Ich lief solange, bis das stechende Gefühl von keuchendem Husten die Schuld verschlang. Um mich herum schloss sich die Dunkelheit, im Schein der Lampe fiel der Regen in Wänden und Schleiern und wand und schleierte sich um mich. Es grollte fern. Mir grollte nah. Ein Blitz entzückte die Dunkelheit, blutrot und weißhell zugleich. Warum rennen Menschen hinaus in den Regen? Sehnen sie sich nach plötzlicher, romantischer Aufmerksamkeit? Denken sie, eine Kamera lugt aus dem bleichen, feuchten Efeu und dokumentiert ihr persönliches Drama? Warum sollte man denn laufen, wenn alles gut war? Wieso sollte man dem Regen Konkurrenz machen?

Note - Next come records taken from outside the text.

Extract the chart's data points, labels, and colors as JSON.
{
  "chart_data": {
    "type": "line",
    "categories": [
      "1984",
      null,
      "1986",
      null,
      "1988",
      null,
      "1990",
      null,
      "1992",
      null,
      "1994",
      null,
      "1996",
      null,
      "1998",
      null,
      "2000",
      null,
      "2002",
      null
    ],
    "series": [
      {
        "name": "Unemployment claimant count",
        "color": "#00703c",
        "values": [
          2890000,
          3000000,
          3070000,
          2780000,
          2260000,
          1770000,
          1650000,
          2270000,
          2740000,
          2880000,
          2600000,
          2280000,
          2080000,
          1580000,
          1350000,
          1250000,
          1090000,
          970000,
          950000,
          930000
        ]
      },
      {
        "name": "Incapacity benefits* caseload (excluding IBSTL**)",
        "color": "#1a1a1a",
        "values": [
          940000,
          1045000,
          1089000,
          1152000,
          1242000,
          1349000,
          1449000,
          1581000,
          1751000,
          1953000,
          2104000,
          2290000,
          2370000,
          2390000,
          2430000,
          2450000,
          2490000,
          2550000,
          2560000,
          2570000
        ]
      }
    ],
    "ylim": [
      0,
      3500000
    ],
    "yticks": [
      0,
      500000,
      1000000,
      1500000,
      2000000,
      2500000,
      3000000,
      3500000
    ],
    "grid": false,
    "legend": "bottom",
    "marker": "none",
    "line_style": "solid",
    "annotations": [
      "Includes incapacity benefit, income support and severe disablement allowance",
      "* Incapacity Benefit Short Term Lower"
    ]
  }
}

Nirgendwo ein Auto. Nirgendwo eine ruhige Seele hinter gedämpften Gardinen. Ich betrachtete den dampfenden Asphalt. Plötzlich sah er so einladend aus, glimmend dampfend von den Exzessen des Tages. Vage schritt ich voran, prüfte ungläubig meine Sympathie, legte mich nieder. Die Zivilisation war fern. Nur das Gewitter und ich tobten noch hier draußen. Wir wussten vielleicht nicht, wieso wir uns entluden. Warum wir über die Lande zogen, doch selbst so glücklich, doch Unheil bringend. Warum wir also ohne Sinn klagen. Das hier war keine Geschichte ohne Ende, keine mit einfacher Moral, keine, die sich mit einem feuchten Wimpernschlag erklären lässt. Es ist keine Parodie auf Phrasen. Es ist eine Liaison aus Erhellung und Donner. Bitte lasst mich reden, gegen eure Straßen, gegen euren zerrissenen Himmel. Damit ich weiß, dass darauf Sonnenschein folgt.